De Paris, ce 4e de février 1650.

Les deux princesses de Condé, mère et femme, et le petit duc d’Enghien, sont à Chantilly, [132] et M. Bourdelot aussi. [43] Les trois princes sont encore ensemble ; le roi les nourrira encore huit jours et après cela, ils se nourriront eux-mêmes à leurs dépens, mais ils auront leurs propres officiers et non plus ceux du roi. Ils ont eux trois avec leurs gardes 500 francs tous les jours à dépenser ; quand M. le duc de Beaufort y était, il avait tous les jours 30 écus[55] La reine a fait arrêter prisonnière Mme de Bouillon [133] avec ses deux enfants. [56] Je vous recommande la lettre ici enfermée pour M. Falconet et vous prie de faire mes très humbles recommandations à M. Gras, [134] duquel je vis il y a quelques jours le nom avec joie dans les œuvres de Stupanus, [135] médecin de Bâle [136] qui a été en son temps un savant homme. [57]


a.

Ms BnF no 9357, fos 75‑76 ; Jestaz no 26 (tome i, pages 590‑602).

1.

Cette lettre du 21 janvier 1650 n’a été malheureusement ni conservée, ni transcrite ; mais la précédente lettre de Guy Patin à André Falconet (dont la date a été rectifiée au 1er février) nous a laissé sa brève relation à chaud de l’événement (v. notes [2] et [4], lettre 215).

2.

Louis Charton (mort doyen du Parlement en 1684), seigneur de La Douze, avait été reçu en 1626 conseiller au Parlement de Paris en la troisième des Enquêtes, puis président en la première des Requêtes en 1647 (Popoff, no 901). Frondeur, il avait été l’un des syndics des rentiers de l’Hôtel de Ville et s’était cru visé dans le faux attentat contre Guy Joly (v. note [6], lettre 210). Retz le disait « peu moins que fou » (Mémoires, page 346).

Le Parlement, majoritairement condéen (v. note [17], lettre 214), fut contraint de tourner casaque sur-le-champ.

3.

Dubuisson-Aubenay (Journal des guerres civiles, tome i, page 211, 22 janvier 1650) :

« Ce soir, le duc de Beaufort et < le > coadjuteur furent menés par M. le duc d’Orléans voir le roi et la reine, laquelle prit ledit duc de Beaufort par la main et le réconcilia avec M. le cardinal, ce qui avait été concerté et promis dès les jours précédents. Autres disent, et est plus vrai, que ce fut le duc d’Orléans qui mena le duc de Beaufort vers M. le cardinal qui vint et se tint au passage comme ils < s’en > allaient, et les reçut. » {a}


  1. Mme de Motteville est restée vague sur cette entrevue.

4.

La première (ou ancienne) Fronde s’achevait paradoxalement par l’emprisonnement de Condé, généralissime des troupes royales qui avaient mis la capitale à genou, et par l’élévation du coadjuteur, trait d’union entre les trois frondes parisiennes (Parlement, nobles, bourgeois). Mazarin avait accompli ce tour de force par son génie politique ou, ce qui revient à peu près au même, par son intime intelligence des ambitions qui mènent les hommes. Les conférences de réconciliation entre le coadjuteur, la reine et Mazarin avaient commencé dès le début de janvier par l’entremise de Mme de Chevreuse.

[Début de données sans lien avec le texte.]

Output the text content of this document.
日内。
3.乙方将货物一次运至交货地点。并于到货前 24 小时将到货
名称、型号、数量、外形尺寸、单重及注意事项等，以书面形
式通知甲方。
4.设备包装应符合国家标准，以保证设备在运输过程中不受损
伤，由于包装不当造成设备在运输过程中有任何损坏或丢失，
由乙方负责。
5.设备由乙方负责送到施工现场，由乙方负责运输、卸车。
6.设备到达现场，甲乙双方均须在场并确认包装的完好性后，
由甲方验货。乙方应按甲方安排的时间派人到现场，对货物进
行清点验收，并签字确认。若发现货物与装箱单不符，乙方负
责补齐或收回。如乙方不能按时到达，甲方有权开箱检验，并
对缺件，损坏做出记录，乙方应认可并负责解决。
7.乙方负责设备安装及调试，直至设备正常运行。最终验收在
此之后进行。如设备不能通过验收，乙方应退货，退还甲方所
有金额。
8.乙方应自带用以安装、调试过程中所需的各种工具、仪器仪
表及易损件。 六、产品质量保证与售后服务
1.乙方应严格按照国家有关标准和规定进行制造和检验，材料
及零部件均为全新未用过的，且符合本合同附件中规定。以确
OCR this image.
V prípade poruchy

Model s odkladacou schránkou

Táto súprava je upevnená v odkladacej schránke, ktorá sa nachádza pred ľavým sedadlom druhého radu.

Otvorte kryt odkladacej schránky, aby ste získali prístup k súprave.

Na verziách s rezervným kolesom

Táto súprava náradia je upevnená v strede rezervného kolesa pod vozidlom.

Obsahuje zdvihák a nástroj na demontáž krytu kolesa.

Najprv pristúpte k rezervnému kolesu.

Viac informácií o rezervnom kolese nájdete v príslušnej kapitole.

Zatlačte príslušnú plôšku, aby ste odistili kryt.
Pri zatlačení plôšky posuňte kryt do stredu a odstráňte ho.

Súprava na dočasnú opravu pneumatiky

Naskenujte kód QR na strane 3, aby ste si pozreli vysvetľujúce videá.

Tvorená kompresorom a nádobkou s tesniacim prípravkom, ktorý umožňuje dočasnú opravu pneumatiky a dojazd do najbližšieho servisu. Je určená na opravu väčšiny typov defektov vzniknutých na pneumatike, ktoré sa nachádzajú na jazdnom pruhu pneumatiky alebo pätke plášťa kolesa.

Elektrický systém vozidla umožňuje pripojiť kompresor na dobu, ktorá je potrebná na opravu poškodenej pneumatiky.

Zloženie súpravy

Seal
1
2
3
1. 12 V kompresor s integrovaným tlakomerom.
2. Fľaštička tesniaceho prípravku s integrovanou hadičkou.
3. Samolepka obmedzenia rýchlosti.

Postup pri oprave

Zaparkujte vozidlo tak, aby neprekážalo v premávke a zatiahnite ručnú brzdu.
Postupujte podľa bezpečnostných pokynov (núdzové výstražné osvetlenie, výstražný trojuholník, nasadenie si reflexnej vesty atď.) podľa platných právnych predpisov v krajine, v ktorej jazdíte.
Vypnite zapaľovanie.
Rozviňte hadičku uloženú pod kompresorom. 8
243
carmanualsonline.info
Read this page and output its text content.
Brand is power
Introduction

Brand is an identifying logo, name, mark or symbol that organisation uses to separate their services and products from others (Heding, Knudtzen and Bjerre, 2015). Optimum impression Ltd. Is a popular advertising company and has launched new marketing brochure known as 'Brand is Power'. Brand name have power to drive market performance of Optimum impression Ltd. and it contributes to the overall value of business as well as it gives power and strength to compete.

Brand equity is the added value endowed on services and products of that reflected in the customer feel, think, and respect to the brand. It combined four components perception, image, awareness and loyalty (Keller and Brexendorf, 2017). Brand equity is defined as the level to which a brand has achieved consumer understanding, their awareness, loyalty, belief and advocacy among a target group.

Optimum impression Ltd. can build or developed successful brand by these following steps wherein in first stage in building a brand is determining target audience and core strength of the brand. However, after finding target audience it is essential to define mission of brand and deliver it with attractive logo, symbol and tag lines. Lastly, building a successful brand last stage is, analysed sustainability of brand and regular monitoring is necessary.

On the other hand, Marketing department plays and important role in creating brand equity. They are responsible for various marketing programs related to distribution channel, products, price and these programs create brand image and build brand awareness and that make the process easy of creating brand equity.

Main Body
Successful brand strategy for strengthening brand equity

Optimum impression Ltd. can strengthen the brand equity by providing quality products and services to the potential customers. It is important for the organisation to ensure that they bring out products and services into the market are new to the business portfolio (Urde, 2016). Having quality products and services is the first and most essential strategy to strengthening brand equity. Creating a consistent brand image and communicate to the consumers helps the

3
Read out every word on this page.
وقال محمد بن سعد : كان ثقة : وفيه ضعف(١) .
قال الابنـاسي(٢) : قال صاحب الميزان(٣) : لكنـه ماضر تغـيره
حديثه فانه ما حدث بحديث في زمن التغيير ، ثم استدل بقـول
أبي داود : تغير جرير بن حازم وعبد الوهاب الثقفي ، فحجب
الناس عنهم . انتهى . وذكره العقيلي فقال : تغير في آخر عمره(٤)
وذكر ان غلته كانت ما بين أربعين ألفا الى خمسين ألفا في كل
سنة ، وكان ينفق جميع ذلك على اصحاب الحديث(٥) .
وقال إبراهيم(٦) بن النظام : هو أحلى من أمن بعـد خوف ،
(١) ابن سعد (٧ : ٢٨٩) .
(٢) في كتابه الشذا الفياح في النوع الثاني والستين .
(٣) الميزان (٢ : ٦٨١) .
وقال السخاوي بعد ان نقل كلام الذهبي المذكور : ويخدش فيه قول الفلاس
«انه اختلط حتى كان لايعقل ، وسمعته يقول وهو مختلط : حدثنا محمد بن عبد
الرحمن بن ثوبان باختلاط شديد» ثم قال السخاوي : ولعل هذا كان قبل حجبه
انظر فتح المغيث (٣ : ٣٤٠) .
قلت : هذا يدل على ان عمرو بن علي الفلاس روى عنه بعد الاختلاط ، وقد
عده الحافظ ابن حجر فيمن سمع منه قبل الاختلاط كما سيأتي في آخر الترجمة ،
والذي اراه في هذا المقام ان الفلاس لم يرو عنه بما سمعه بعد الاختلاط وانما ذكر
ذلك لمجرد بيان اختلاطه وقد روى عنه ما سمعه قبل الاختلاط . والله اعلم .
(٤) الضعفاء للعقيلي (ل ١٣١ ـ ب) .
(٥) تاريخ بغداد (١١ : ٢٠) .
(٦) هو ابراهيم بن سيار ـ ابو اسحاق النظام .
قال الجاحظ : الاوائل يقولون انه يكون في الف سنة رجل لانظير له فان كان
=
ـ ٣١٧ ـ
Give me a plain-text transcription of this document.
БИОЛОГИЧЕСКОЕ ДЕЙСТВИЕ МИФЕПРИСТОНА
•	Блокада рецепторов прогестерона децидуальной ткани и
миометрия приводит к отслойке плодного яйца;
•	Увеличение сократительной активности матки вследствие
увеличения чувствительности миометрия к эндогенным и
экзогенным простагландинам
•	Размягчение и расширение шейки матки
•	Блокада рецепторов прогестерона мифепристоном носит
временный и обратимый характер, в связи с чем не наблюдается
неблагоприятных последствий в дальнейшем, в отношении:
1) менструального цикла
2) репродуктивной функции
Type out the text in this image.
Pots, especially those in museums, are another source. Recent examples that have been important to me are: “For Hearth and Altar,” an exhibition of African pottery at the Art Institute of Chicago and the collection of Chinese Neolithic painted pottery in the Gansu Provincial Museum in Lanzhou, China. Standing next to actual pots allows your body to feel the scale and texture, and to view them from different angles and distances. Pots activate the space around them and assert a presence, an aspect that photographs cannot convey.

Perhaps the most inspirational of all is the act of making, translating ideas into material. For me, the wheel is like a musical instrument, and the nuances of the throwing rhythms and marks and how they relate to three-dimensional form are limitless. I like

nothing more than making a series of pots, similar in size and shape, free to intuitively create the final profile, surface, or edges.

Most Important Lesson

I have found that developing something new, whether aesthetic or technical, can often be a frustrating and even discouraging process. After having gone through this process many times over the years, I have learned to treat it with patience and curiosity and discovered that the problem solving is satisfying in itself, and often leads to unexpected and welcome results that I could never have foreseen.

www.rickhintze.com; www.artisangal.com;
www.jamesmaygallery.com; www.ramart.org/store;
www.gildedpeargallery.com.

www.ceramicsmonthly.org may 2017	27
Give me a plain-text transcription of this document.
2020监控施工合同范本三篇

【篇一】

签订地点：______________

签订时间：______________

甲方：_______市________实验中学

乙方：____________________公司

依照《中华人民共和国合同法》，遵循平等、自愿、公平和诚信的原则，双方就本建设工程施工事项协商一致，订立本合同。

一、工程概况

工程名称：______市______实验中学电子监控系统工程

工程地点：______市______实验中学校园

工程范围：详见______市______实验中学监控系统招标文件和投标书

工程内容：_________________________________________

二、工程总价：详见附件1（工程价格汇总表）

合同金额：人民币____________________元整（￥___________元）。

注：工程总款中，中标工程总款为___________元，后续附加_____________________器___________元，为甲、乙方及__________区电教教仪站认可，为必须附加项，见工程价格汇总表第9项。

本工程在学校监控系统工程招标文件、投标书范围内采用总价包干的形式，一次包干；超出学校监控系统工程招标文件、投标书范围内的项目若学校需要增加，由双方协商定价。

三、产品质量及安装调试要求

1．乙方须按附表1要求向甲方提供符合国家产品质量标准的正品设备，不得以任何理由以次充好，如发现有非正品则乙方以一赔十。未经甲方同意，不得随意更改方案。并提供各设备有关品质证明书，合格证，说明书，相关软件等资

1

Trois phrases des Mémoires de Retz (page 606) donnent le ton :

« Je crois qu’elle {a} me répéta vingt fois ces paroles : “ Le pauvre M. le cardinal ! ” en me parlant de la guerre civile et de l’amitié qu’il avait pour moi. Il entra une demi-heure après. Il supplia la reine de lui permettre qu’il manquât au respect qu’il lui devait pour m’embrasser devant elle ».


  1. La reine.

On était convenu de ramener les frondeurs au service du roi pour isoler Condé et pouvoir l’incarcérer sans heurt. Les bénéfices du marchandage allaient bientôt arroser les ralliés : une amnistie générale ; la surintendance des mers pour Vendôme, avec survivance pour Beaufort, son fils ; pour le coadjuteur, le chapeau de cardinal, le même qu’on avait déjà fait sauter de la tête du prince de Conti sur celle de l’abbé de La Rivière ; etc.

5.

Dubuisson-Aubenay (Journal des guerres civiles, tome i, page 211, lundi 24 janvier) :

« L’abbé de La Rivière, disgracié et chassé de chez M. le duc d’Orléans, en est parti à six heures du matin et est allé à Petit-Bourg, sienne maison près Essonne {a} où il doit être jusqu’autre ordre de Son Altesse Royale. »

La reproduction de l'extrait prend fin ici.